The easiest and most type-safe path to access you TABLEs and VIEWs is to use TrailBase’s restful CRUD Record APIs. The only requirements are:

  • Tables and views need to be STRICTly1 typed to guarantee type-safety all the way from your records, via JSON schema, to your client-side language bindings 2.
  • They need to have a sequential primary key column to allow for stable sorting and thus efficient cursor-based pagination. Either an explicit INTEGER or UUIDv7 PRIMARY KEY will do, including FOREIGN KEY columns.

Configuring APIs

Record APIs can be configured through the admin dashboard or immediately in TrailBase’s configuration file. Note that there are certain features that aren’t yet exposed in the dashboard, like supporting multiple APIs based on the same table or view. In this case you can drop down to the configuration to set up as many as you like allowing for a lot of extra flexibility around permissions and visibility.

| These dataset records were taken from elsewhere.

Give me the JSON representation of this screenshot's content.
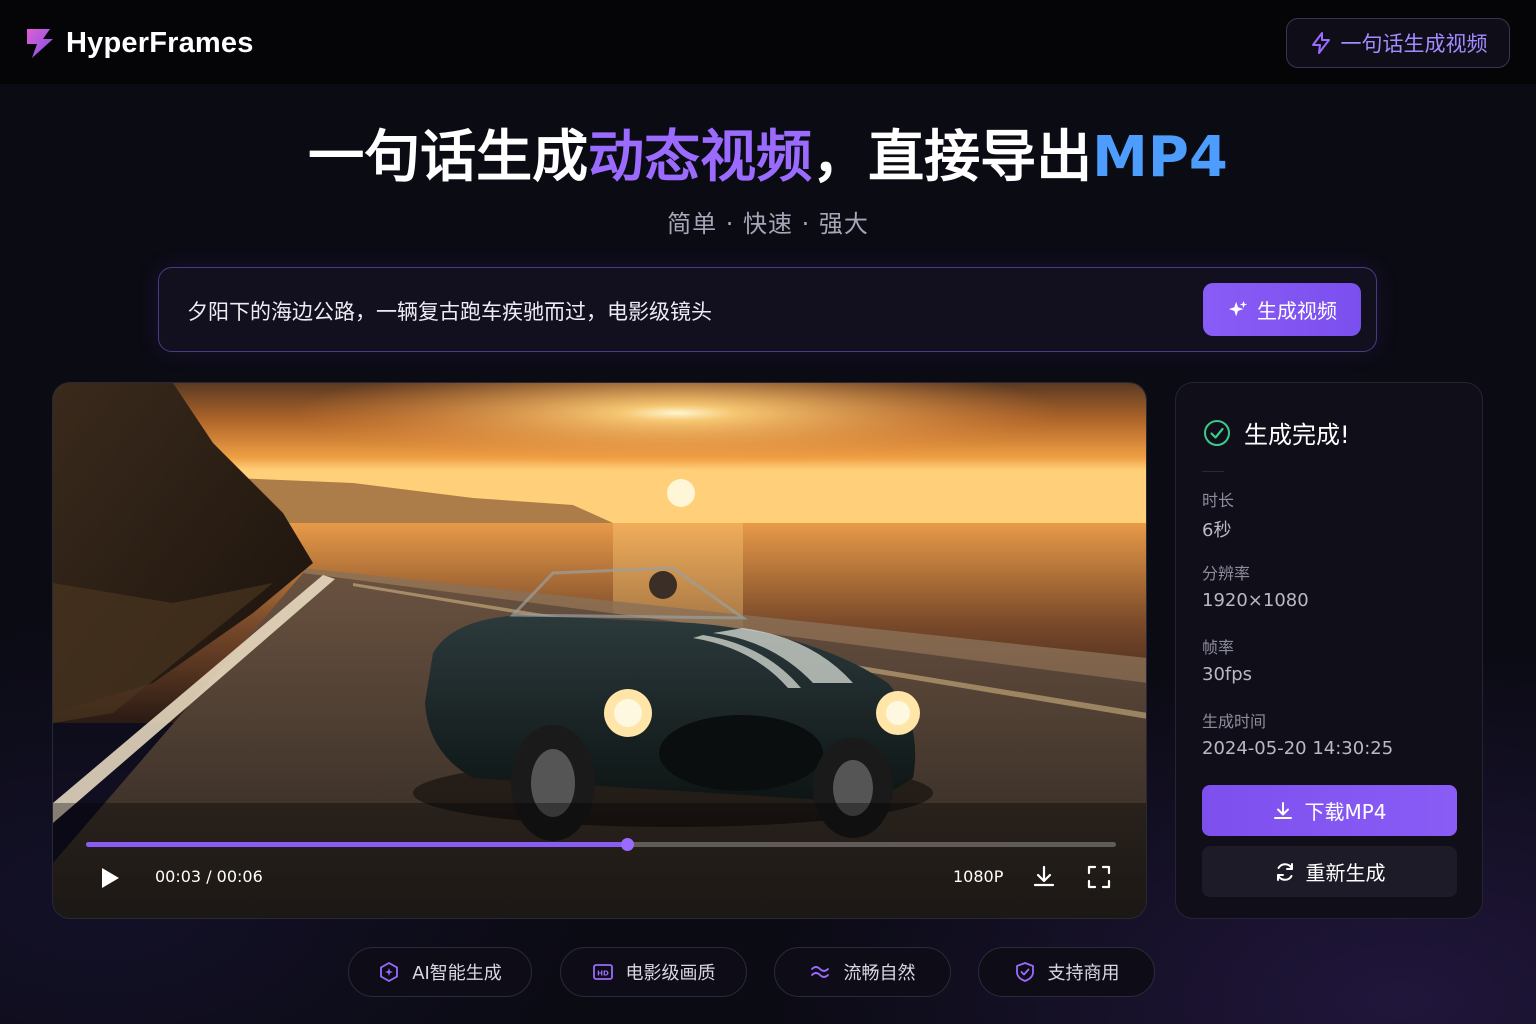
{
  "app": {
    "name": "HyperFrames",
    "cta_label": "一句话生成视频"
  },
  "hero": {
    "title_part1": "一句话生成",
    "title_part2": "动态视频",
    "title_part3": "，直接导出",
    "title_part4": "MP4",
    "subtitle": "简单 · 快速 · 强大"
  },
  "prompt": {
    "text": "夕阳下的海边公路，一辆复古跑车疾驰而过，电影级镜头",
    "generate_label": "生成视频"
  },
  "player": {
    "progress": 0.525,
    "time_display": "00:03 / 00:06",
    "quality": "1080P"
  },
  "info": {
    "status": "生成完成!",
    "items": [
      {
        "label": "时长",
        "value": "6秒"
      },
      {
        "label": "分辨率",
        "value": "1920×1080"
      },
      {
        "label": "帧率",
        "value": "30fps"
      },
      {
        "label": "生成时间",
        "value": "2024-05-20 14:30:25"
      }
    ],
    "download_label": "下载MP4",
    "regenerate_label": "重新生成"
  },
  "features": [
    {
      "label": "AI智能生成",
      "icon": "ai-chip-icon"
    },
    {
      "label": "电影级画质",
      "icon": "hd-icon"
    },
    {
      "label": "流畅自然",
      "icon": "wave-icon"
    },
    {
      "label": "支持商用",
      "icon": "shield-check-icon"
    }
  ],
  "colors": {
    "accent_purple": "#8a5cf6",
    "accent_blue": "#4d9dff",
    "success_green": "#3cc98a",
    "background": "#0b0b14"
  }
}
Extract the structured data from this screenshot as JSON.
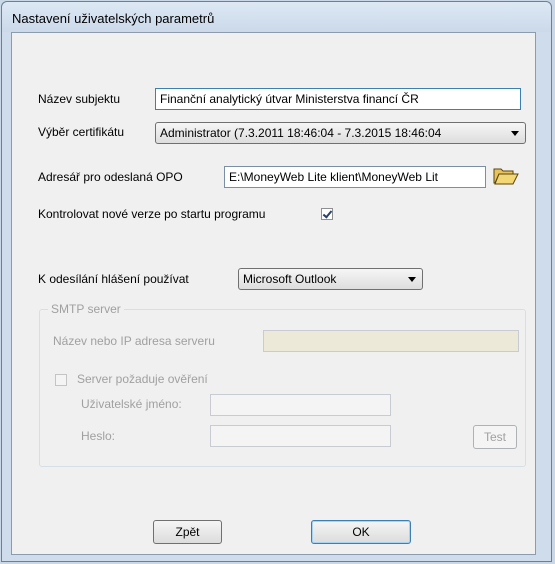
{
  "window": {
    "title": "Nastavení uživatelských parametrů"
  },
  "form": {
    "subject_label": "Název subjektu",
    "subject_value": "Finanční analytický útvar Ministerstva financí ČR",
    "cert_label": "Výběr certifikátu",
    "cert_value": "Administrator (7.3.2011 18:46:04 - 7.3.2015 18:46:04",
    "dir_label": "Adresář pro odeslaná OPO",
    "dir_value": "E:\\MoneyWeb Lite klient\\MoneyWeb Lit",
    "check_versions_label": "Kontrolovat nové verze po startu programu",
    "check_versions_checked": true,
    "send_label": "K odesílání hlášení používat",
    "send_value": "Microsoft Outlook"
  },
  "smtp": {
    "legend": "SMTP server",
    "server_label": "Název nebo IP adresa serveru",
    "server_value": "",
    "auth_label": "Server požaduje ověření",
    "user_label": "Uživatelské jméno:",
    "password_label": "Heslo:",
    "test_label": "Test"
  },
  "buttons": {
    "back": "Zpět",
    "ok": "OK"
  }
}
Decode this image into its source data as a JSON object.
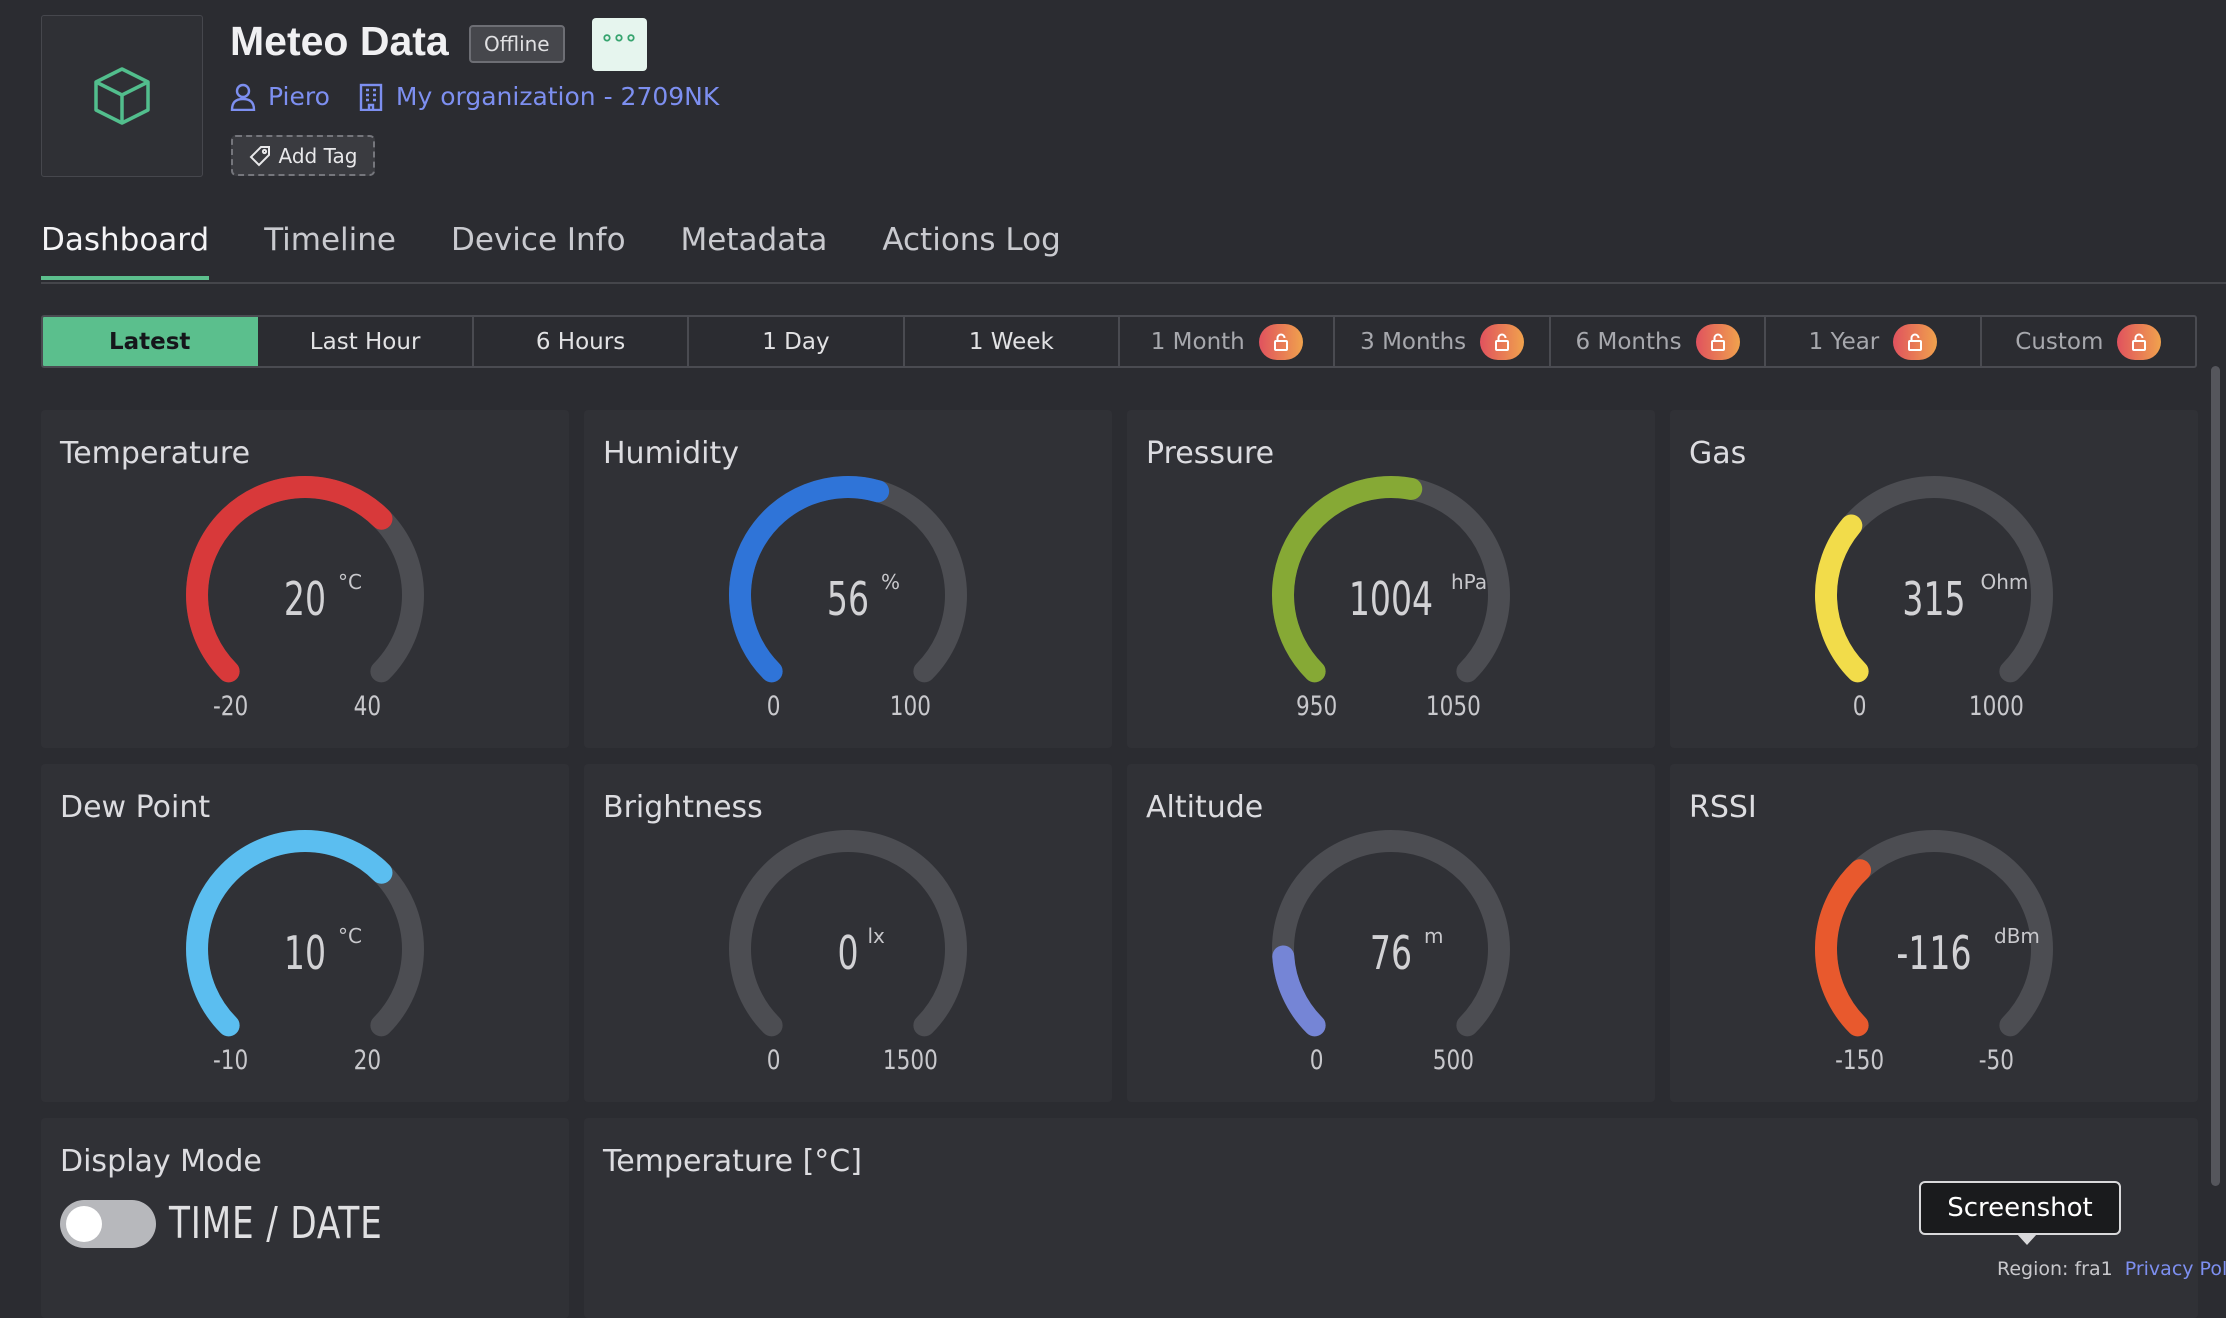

An example API setup for managing user avatars:

record_apis: [
{
name: "_user_avatar"
table_name: "_user_avatar"
conflict_resolution: REPLACE
autofill_missing_user_id_columns: true
acl_world: [READ]
acl_authenticated: [CREATE, READ, UPDATE, DELETE]
create_access_rule: "_REQ_.user IS NULL OR _REQ_.user = _USER_.id"
update_access_rule: "_ROW_.user = _USER_.id"
delete_access_rule: "_ROW_.user = _USER_.id"
}
]

A quick explanation:

  • The name needs to be unique. It’s what is used to access the API via <https://myhost>/api/v1/records/<name>/.
  • table_name references the table or view that is being exposed.
  • conflict_resolution declares what should happen if a newly created record is conflicting with an existing one.
  • autofill_missing_user_id_column lets you omit fields for columns with a foreign key relationship to _user(id). The field will then be filled with the credentials of the authenticated user. In most cases, this should probably be off, this only useful if you cannot explicitly provide the user id yourself, e.g. in a static HTML form.
  • acl_world and acl_authenticated define that anyone can read avatars but only authenticated users can modify them. The following access_rules further narrow mutations to records where the user column (or request field for insertions) match. In other words, user X cannot modify user Y’s avatar.

Access Control

Access can be controlled through combination of a simple ACL-based system (a matrix of who and what) and custom SQL access rules of the nature: f(req, user, row) -> bool. Generally, the ACLs are checked first and then the access rules are evaluated when present.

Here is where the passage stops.